Han D S, Hahm B, Rho H M, Jang S K
Department of Life Science, Pohang University of Science and Technology, Kyungbuk, Korea.
J Gen Virol. 1995 Apr;76 ( Pt 4):985-93. doi: 10.1099/0022-1317-76-4-985.
NS3 of hepatitis C virus (HCV) is a serine protease that carries out the proteolytic processing of the nonstructural proteins of the HCV polyprotein. Deletion analysis of the N terminus of NS2,3,4 fusion protein revealed that the N-terminal boundary of the active protease resides between amino acids 1050 and 1083. The processing patterns of internal deletion mutants of NS2,3,4 indicated that the C terminus of the enzymically active protease resides between amino acids 1115 and 1218. The N- and C-terminal boundaries of the protease were also confirmed by determining the trans-cleavage activity of internally deleted NS3,4. NS3 protease activity was inhibited by Cu2+ but was slightly enhanced by Zn2+. This report provides a possible approach for development of antiviral agents based on protease inhibitors.
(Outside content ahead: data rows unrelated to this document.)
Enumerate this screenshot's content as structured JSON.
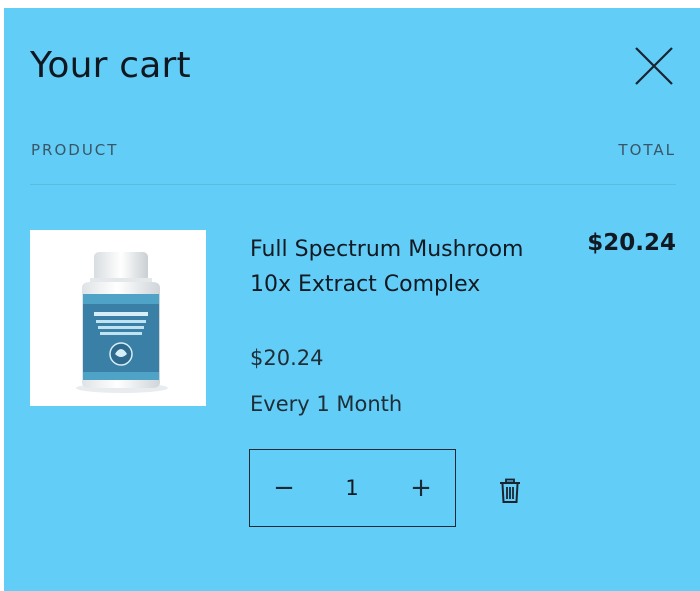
{
  "cart": {
    "title": "Your cart",
    "close_icon": "close-icon"
  },
  "table": {
    "product_header": "PRODUCT",
    "total_header": "TOTAL"
  },
  "item": {
    "name": "Full Spectrum Mushroom 10x Extract Complex",
    "price": "$20.24",
    "subscription": "Every 1 Month",
    "line_total": "$20.24",
    "quantity": "1",
    "minus_label": "−",
    "plus_label": "+",
    "image_icon": "supplement-bottle-image",
    "remove_icon": "trash-icon"
  },
  "colors": {
    "background": "#62cdf7",
    "text": "#111a22"
  }
}
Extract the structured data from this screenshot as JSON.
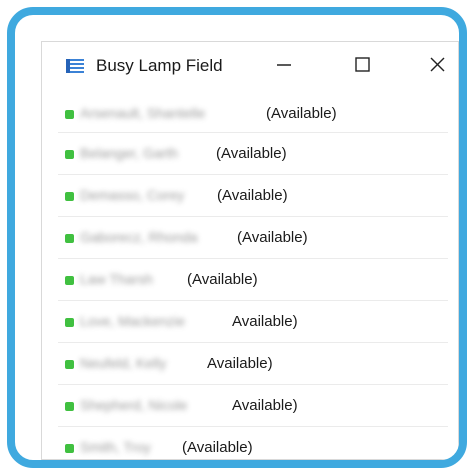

丙型肝炎病毒(HCV)的NS3是一种丝氨酸蛋白酶,负责对HCV多聚蛋白的非结构蛋白进行蛋白水解加工。对NS2、3、4融合蛋白N端的缺失分析表明,活性蛋白酶的N端边界位于氨基酸1050和1083之间。NS2、3、4内部缺失突变体的加工模式表明,酶活性蛋白酶的C端边界位于氨基酸1115和1218之间。通过测定内部缺失的NS3、4的反式切割活性,也证实了蛋白酶的N端和C端边界。NS3蛋白酶活性受到Cu2+的抑制,但受到Zn2+的轻微增强。本报告为基于蛋白酶抑制剂的抗病毒药物开发提供了一种可能的方法。